SPÖ, Neos kritisieren Vorgehen
Die SPÖ sieht das anders: "Demonstrationen, bei denen der Hamas-Terrorangriff auf Israel gefeiert wird, sind aufs Schärfste zu verurteilen und hätten natürlich aufgelöst werden müssen", erklärte der rote Parlamentsklub gegenüber der APA. Gutheißen sowie Auffordern zu Terror und Verhetzung seien Straftatbestände, bei deren Erfüllung eine Versammlung aufzulösen sei. Die notwendige Lageeinschätzung, entsprechende Vorbereitungen sowie etwaiges Einschreiten vor Ort seien in der Verantwortung des Innenministers.
Auf für Neos-Sicherheitssprecherin Stephanie Krisper habe "das Bejubeln von Terror und Mord auf Österreichs Straßen nichts verloren. Unsere Demokratie muss wehrhaft sein und ist aufgrund ihrer Geschichte hier besonders in der Verantwortung zu gewährleisten, dass sich alle in Österreich Lebenden, die wegen ihrer Herkunft oder Familien in Angst und Schrecken versetzt sind, sicher fühlen."
Die Polizei betonte dagegen die Möglichkeit der freien Meinungsäußerung als Teil des Grundprinzips eines demokratischen Rechtsstaats und verwies auf das Versammlungsrecht als hohes verfassungsrechtliches Gut, das nur in gesetzlich genau geregelten Fällen eingeschränkt werden dürfte. So sei im Mai 2021 laut Verwaltungsgericht eine pro-palästinensische Demonstration in Wien zu Unrecht untersagt worden, weil das Versammlungsrecht "nicht pauschal" durch mögliche Gefahren eingeschränkt werden dürfe.
"Jede Demonstration muss einzeln geprüft werden"
Nach Ansicht des Verfassungsexperten Peter Bußjäger muss jede Demonstration einzeln geprüft werden, eine Auflösung der Demonstrationen wäre aber durchaus möglich, wenn dort gewaltverherrlichende Parolen skandiert werden. Dies würde eine Bedrohung der öffentlichen Ordnung darstellen, was laut Versammlungsgesetz eine Auflösung erlaube. Zu berücksichtigen sei dabei auch, wie die Situation auf die in Österreich lebenden Jüdinnen und Juden wirken würde, also ob diese sich dadurch eingeschüchtert fühlen, so Bußjäger gegenüber der APA. Auch Hinweise auf den Tatbestand der Verhetzung wären ein Anlass für eine Auflösung, so der Experte.

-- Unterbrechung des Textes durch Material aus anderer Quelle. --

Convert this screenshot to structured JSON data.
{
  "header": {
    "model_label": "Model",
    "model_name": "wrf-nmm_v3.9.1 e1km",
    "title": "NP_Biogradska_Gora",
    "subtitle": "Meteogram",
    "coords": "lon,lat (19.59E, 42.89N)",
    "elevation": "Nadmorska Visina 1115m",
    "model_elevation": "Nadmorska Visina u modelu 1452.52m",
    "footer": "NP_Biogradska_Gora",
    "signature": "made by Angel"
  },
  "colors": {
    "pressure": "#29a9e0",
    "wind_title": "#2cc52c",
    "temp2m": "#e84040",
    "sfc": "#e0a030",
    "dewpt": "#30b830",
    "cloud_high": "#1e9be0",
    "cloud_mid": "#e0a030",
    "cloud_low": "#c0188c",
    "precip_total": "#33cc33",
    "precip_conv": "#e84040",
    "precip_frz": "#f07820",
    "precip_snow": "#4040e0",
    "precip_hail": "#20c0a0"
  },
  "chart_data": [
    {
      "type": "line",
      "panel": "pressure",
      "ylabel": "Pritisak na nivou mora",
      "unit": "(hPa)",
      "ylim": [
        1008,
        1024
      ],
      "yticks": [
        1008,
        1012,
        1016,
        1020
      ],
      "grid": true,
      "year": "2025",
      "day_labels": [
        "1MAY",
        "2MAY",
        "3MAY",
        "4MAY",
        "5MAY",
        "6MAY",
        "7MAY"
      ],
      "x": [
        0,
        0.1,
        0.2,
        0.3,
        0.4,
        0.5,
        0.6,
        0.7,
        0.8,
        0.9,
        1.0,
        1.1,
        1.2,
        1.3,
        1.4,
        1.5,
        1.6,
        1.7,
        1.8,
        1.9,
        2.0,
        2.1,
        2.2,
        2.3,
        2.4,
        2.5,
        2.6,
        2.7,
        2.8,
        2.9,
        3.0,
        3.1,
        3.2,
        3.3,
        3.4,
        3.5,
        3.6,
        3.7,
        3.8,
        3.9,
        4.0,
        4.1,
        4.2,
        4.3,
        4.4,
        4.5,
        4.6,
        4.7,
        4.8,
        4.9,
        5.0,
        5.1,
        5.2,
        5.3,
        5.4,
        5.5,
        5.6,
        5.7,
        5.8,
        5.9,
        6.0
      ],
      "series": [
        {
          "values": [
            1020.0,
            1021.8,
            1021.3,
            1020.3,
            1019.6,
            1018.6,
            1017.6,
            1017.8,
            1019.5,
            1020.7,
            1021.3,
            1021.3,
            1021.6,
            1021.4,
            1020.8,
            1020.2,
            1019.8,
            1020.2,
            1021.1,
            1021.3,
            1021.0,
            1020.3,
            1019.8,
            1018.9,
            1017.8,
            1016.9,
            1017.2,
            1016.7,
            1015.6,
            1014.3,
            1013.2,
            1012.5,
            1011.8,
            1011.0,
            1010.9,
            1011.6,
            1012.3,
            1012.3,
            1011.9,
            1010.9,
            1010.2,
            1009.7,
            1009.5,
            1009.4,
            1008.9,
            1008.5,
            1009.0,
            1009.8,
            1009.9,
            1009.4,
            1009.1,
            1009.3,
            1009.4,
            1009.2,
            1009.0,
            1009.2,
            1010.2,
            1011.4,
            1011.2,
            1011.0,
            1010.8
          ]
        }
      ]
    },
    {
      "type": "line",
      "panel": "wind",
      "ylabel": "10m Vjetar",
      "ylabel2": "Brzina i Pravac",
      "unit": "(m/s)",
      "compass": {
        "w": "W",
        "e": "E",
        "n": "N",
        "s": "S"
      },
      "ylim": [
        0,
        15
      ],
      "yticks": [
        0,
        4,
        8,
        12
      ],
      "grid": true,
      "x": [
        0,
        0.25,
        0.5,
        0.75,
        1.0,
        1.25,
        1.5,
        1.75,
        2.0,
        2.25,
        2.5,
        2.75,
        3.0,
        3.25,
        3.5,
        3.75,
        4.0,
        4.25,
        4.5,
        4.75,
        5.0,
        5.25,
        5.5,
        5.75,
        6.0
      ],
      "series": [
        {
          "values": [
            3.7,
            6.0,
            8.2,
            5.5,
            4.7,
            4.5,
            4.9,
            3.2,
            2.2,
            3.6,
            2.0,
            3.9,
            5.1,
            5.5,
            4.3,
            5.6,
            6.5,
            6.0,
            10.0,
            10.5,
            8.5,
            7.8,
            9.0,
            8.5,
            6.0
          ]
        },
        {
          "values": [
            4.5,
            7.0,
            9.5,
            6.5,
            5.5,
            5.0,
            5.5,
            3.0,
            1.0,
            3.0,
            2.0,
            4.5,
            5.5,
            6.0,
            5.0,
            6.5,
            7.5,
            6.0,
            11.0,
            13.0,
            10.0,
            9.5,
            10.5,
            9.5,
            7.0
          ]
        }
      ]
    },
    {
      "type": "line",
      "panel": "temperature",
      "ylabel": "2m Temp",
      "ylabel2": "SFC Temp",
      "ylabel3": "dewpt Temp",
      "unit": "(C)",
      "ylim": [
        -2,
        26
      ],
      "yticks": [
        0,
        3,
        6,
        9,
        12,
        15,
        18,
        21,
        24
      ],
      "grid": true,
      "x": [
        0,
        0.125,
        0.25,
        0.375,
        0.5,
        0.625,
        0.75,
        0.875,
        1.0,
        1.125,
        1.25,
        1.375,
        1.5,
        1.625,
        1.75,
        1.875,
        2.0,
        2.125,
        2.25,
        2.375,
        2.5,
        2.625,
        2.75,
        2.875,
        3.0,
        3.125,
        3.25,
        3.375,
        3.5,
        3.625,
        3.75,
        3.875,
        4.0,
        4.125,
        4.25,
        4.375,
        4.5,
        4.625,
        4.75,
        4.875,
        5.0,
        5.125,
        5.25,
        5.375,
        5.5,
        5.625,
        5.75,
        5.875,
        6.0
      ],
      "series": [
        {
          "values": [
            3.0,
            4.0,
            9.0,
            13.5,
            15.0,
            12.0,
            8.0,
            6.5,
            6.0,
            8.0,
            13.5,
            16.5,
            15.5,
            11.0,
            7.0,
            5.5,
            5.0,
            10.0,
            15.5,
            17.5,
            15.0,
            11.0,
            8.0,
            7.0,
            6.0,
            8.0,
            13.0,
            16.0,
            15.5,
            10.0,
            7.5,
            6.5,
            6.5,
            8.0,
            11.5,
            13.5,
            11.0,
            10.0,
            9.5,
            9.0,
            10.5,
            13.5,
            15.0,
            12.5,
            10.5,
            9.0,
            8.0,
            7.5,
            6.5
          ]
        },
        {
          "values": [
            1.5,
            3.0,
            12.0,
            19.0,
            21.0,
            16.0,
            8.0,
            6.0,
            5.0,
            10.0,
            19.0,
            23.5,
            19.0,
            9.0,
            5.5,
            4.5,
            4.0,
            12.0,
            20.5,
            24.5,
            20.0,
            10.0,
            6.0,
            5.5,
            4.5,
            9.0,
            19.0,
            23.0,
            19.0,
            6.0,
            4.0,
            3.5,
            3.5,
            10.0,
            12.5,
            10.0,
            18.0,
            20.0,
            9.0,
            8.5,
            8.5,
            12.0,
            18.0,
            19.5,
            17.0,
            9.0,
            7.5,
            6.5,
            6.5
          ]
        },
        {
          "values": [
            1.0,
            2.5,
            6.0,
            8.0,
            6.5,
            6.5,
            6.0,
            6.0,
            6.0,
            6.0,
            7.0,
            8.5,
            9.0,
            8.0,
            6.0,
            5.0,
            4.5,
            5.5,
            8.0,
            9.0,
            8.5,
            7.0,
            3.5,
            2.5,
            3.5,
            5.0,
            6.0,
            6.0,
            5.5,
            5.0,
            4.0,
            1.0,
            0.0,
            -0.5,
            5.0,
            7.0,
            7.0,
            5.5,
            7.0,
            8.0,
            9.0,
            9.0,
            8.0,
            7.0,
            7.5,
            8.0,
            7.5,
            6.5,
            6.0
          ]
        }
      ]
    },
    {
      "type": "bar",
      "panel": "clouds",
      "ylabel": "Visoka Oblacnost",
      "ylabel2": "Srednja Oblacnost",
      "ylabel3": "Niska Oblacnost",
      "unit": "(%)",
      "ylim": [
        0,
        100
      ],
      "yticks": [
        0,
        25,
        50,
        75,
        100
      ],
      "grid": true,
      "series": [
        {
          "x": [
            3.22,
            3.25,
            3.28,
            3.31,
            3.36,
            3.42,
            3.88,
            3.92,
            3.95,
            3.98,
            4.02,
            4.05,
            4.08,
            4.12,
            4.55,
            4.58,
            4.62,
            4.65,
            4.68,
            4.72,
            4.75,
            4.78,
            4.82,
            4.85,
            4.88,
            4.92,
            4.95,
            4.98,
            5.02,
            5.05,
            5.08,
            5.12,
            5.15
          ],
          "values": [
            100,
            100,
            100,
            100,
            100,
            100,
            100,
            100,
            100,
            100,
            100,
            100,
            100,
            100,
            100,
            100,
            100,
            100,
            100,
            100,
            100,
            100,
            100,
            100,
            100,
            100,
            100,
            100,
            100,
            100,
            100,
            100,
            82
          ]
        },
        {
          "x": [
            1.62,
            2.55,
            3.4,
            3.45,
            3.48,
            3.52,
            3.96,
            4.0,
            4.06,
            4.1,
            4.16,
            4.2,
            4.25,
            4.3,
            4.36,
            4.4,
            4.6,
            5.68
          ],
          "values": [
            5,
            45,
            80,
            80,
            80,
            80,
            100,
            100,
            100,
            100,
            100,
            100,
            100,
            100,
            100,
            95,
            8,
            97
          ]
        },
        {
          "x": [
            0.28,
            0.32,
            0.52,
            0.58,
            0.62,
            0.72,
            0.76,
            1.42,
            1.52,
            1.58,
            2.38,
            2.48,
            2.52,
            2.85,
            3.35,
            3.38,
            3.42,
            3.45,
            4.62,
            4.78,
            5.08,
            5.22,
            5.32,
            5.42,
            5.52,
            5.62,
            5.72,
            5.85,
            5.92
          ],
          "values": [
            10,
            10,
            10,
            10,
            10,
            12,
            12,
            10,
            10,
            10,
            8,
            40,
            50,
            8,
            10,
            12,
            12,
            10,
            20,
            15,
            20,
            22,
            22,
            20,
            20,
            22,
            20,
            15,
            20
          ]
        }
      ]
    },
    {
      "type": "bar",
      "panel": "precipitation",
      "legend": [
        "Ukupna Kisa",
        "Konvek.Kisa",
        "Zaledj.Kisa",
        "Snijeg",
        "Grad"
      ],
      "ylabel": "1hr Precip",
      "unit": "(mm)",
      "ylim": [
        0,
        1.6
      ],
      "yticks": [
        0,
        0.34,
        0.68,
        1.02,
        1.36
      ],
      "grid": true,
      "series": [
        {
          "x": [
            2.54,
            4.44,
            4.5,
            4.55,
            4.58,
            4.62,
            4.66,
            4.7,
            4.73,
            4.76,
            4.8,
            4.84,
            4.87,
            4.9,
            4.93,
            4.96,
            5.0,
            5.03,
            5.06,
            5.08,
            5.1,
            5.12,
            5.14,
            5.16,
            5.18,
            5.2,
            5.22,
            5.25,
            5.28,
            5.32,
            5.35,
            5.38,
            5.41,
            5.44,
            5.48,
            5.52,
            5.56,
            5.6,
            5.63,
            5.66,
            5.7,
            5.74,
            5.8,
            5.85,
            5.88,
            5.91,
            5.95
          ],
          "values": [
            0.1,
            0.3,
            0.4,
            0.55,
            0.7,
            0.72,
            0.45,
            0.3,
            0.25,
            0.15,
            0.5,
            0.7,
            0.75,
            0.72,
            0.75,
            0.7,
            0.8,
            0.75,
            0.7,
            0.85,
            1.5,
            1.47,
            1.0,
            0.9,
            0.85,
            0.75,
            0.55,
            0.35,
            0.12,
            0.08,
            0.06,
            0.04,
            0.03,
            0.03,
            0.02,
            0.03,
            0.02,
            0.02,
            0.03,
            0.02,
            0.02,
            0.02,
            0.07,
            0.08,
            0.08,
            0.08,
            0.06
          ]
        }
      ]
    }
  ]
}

Vonseiten der FPÖ forderte der Delegationsleiter der Partei im Europaparlament, Harald Vilimsky, die umgehende Ausweisung von "Palästinensern und arabischstämmiger Gruppen", die in europäischen Städten die Terrorakte der Hamas öffentlich gefeiert hätten. Zudem sollten ihre Organisationsstrukturen verboten werden.
Die Grünen beschränkten sich unterdessen darauf, die Kundgebungen wieder einmal zu verurteilen. "Wer darüber jubelt, wenn Menschen entführt und getötet werden und Terror herrscht, der tritt die Werte des friedlichen Zusammenlebens mit Füßen", so die Grünen in einer Stellungnahme. Gerade in Österreich mit seiner Geschichte bedürfe es dabei besonderer Sensibilität.